Box Office Records set by Carry On Jatta – 2 upon its release
| Record item | Record detail |
|---|---|
| Highest grossing Punjabi film | ₹56.27 crore |
| Highest grossing Punjabi film in India | ₹41 crore |
| Opening weekend for Punjabi film worldwide | ₹20.71 crore |
| Opening weekend for Punjabi film in India | ₹13.15 crore |
| Opening day India | ₹3.61 crore |
| Opening day East Punjab | ₹3.05 crore |

| Territories | Gross revenue | Opening Weekend |
|---|---|---|
| India | ₹40 crore(US$6 million) | ₹13.15 crore (US$2 million) |
| Overseas | ₹16.9 crore(US$3 million) | ₹7.5 crore (US$1 million) |
| United States | US$603,930(₹4.16 crore) | US$176,179 (₹1.19 crore) |
| Canada | US$916,529(₹6.3 crore) | US$237,280 (₹1.6 crore) |
| United Kingdom | £220,775(₹2.02 crore) | £97,159 (₹87 lacs) |
| Australia | US$476,000(₹3.24 crore) | $A 327,736 (₹1.68 crore) |
| New Zealand | ₹86.24 lakh (US$90,000) | $NZ 94,502 (₹44.34 lacs) |
| Germany | ₹21 lakh (US$22,000) | €7,504 (₹5.88 lacs) |

===Critical reception===

The Times of India - rated the movie as 4 out of 5 stars summarizing "Overall, the film is a complete family package, with humour engaging audiences all through its two and half hours." Jyoti Sharma Bawa from the Hindustan Times gave the film 3 out of 5 stars saying "The jokes never stop, even when their dalliance with logic reaches a breaking point.
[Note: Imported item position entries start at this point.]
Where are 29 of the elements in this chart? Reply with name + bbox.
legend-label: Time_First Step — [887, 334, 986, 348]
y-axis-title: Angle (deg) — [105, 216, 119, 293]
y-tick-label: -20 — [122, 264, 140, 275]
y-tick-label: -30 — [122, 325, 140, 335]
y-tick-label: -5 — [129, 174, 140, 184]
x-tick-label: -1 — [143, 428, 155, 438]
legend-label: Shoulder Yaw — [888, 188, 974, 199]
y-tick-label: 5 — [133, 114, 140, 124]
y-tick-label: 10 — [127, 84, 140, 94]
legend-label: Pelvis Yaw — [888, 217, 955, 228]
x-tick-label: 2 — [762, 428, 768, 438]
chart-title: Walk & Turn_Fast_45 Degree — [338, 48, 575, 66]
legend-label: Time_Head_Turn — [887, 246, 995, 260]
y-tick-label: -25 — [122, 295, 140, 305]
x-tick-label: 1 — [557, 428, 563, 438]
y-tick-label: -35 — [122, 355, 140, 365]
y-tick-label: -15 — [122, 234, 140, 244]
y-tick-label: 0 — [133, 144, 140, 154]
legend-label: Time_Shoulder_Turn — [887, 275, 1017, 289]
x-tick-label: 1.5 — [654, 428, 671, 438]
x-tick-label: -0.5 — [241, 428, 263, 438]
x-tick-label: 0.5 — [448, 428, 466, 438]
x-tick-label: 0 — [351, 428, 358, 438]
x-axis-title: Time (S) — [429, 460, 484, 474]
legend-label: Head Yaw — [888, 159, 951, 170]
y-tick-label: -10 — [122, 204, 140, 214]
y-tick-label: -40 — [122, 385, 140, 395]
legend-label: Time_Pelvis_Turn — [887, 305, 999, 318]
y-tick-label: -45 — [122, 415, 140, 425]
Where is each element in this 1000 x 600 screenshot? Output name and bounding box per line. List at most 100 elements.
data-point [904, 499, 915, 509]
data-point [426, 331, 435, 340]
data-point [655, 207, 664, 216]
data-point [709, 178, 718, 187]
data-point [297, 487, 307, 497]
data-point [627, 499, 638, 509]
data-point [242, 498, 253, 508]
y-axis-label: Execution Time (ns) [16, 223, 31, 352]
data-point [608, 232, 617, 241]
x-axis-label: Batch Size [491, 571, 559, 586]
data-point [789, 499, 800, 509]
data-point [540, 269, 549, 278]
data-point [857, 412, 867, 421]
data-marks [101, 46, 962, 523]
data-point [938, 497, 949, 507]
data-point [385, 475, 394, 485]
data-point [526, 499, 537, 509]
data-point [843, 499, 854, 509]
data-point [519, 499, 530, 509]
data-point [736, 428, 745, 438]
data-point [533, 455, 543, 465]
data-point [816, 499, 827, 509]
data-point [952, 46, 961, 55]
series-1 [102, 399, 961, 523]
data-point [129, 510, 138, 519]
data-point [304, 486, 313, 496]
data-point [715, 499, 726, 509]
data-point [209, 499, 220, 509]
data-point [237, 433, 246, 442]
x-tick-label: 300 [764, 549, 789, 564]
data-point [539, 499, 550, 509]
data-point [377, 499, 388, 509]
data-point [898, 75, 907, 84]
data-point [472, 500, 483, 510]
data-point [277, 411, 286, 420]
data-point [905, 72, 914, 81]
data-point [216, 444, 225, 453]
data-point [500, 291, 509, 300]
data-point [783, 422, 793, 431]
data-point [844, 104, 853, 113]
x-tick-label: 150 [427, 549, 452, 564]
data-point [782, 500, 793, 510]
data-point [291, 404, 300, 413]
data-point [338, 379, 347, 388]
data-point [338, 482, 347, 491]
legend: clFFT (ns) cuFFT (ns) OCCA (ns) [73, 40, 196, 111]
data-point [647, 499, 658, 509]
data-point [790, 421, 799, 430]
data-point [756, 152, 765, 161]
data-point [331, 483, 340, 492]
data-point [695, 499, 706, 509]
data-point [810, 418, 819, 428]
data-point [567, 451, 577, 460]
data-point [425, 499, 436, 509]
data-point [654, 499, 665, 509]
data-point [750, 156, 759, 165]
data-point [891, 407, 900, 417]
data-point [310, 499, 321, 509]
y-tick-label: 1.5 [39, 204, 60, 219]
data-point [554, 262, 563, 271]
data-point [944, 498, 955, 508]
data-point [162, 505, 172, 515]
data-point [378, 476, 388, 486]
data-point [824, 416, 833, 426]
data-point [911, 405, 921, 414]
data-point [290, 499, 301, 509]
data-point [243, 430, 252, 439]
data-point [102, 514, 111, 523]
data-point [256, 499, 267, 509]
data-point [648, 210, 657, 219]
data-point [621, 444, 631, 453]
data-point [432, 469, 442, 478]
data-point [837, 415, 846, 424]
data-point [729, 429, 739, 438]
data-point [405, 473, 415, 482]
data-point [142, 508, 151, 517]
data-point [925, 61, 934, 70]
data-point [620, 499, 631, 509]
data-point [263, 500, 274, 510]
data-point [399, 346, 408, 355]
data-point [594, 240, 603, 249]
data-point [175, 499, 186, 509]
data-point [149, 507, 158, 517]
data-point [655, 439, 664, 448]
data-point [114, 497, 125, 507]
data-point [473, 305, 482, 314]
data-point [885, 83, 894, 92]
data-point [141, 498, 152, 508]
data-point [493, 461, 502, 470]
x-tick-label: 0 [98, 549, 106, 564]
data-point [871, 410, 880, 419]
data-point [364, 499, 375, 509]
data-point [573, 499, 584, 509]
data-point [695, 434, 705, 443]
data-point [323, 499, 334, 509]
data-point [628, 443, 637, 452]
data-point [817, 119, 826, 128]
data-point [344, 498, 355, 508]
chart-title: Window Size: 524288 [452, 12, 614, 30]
And when you are not laughing at a joke, you are watching a song with camera focusing on Sonam Bajwa’s luminous charms Jasmine Singh of The Tribune lauded the creativity of the movie, giving it 4 out of 5 stars and termed it as a movie that stood on its own.

==Soundtrack==

===Track listing===

| Track | Song | Artist(s) | Lyrics | Music |
|---|---|---|---|---|
| 01 | Carry On Jatta 2 | Gippy Grewal | Happy Raikoti | Jay K (Jassi Katyal) |
| 02 | "Gabru" | Gippy Grewal, Shipra Goyal | Happy Raikoti | Jay K (Jassi Katyal) |
| 03 | "Kikli" | Gippy Grewal, Sudesh Kumari | Happy Raikoti | Jay K (Jassi Katyal) |
| 04 | "Kurta Chadra" | Gippy Grewal, Mannat Noor | Happy Raikoti | Gurmeet Singh |
| 05 | "Bhangra Pa Laiye" | Gippy Grewal, Mannat Noor | Happy Raikoti | Gurmeet Singh |
| 06 | "DJ Wala" | Gippy Grewal | Jaani | Sukhe Musical Doctorz |

== Awards and nominations ==

| Award | Date of ceremony | Category | Recipient | Result |
| PTC Punjabi Film Awards | 16 March 2019 | Best Film | Carry On Jatta 2 | Won |
| Best Actor | Gippy Grewal | Won |
| Best Director | Smeep Kang | Won |
| Best Dialogues | Naresh Kathooria | Won |

==Sequel==
Carry on Jatta 3 a sequel with Gippy Grewal and Sonam Bajwa in lead roles and Gurpreet Ghuggi, Binnu Dhillon, Jaswinder Bhalla, B.N. Sharma, Karamjit Anmol in supporting roles will be releasing on 29 June 2023.